If the acceptance criterion is “can answer industrial questions,” then the fine-tuning route is sufficient to pass.

However, if the criterion is “can be embedded into production lines, can work according to specifications, and can take responsibility for results,” the situation changes significantly.

This is because boundary control, norm compliance, and task execution are fundamentally incompatible with the training paradigms of general models—the core of general large models lies in “generalized understanding,” whereas the core of industrial large models lies in “precise execution.” The latter cannot be achieved through post-training fine-tuning; it requires reconstruction from the foundational training paradigm.

In 2025, China’s core AI industry scale exceeded 1.2 trillion yuan, yet its integration with manufacturing remains stuck in the stage of “technology lacking practical grounding and scenarios lacking depth.”

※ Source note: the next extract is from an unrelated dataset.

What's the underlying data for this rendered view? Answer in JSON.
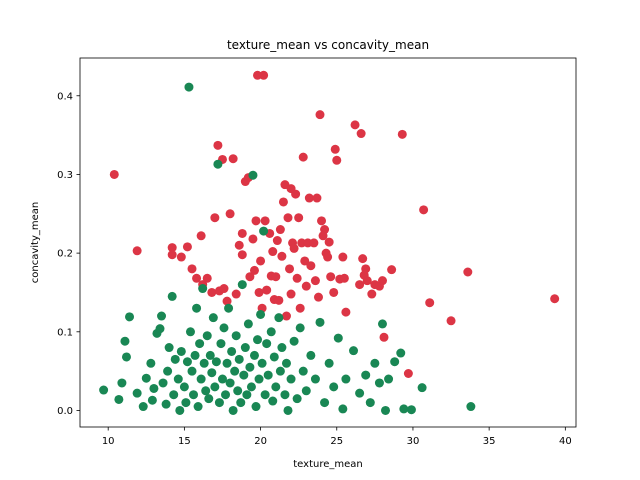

In January this year, eight departments including the Ministry of Industry and Information Technology issued the Implementation Opinions on the “AI + Manufacturing” Special Action Plan, explicitly stating the goal to “launch 1,000 high-level industrial agents by 2027.” The term “agents” sets the tone for acceptance criteria: what is needed are AI systems that can execute tasks, not just ones that can answer questions.

In 2026, as large models enter the application phase, competition is shifting from a “parameter race” to “implementation acceptance.”

IndustryGPT’s 20% lead over international top-tier general large models like GPT-5.2 Thinking (high) does not merely signify who won an exam; rather, it reflects that a systematic misalignment still exists between current mainstream general models and real industrial demands.

This misalignment precisely validates the core value of industrial vertical large models: in the process of deep integration between AI and manufacturing, while general large models serve as important technical foundations, native vertical large models tailored to industry needs are the key drivers for achieving technological implementation.

Returning to the initial question: What kind of AI does China’s manufacturing sector actually need?

The ultimate goal of empowering the real economy with AI is not about competing on who is “smarter,” but on who can be more effectively implemented. For China’s myriad manufacturing enterprises and countless complex scenarios, the value of AI has never been about “showing off skills,” but about “empowerment.”

SIGHT’s exploration with IndustryGPT marks the beginning of the curtain-raising for AI industry implementation. The answers for the entire industry remain hidden within more hands-on practices.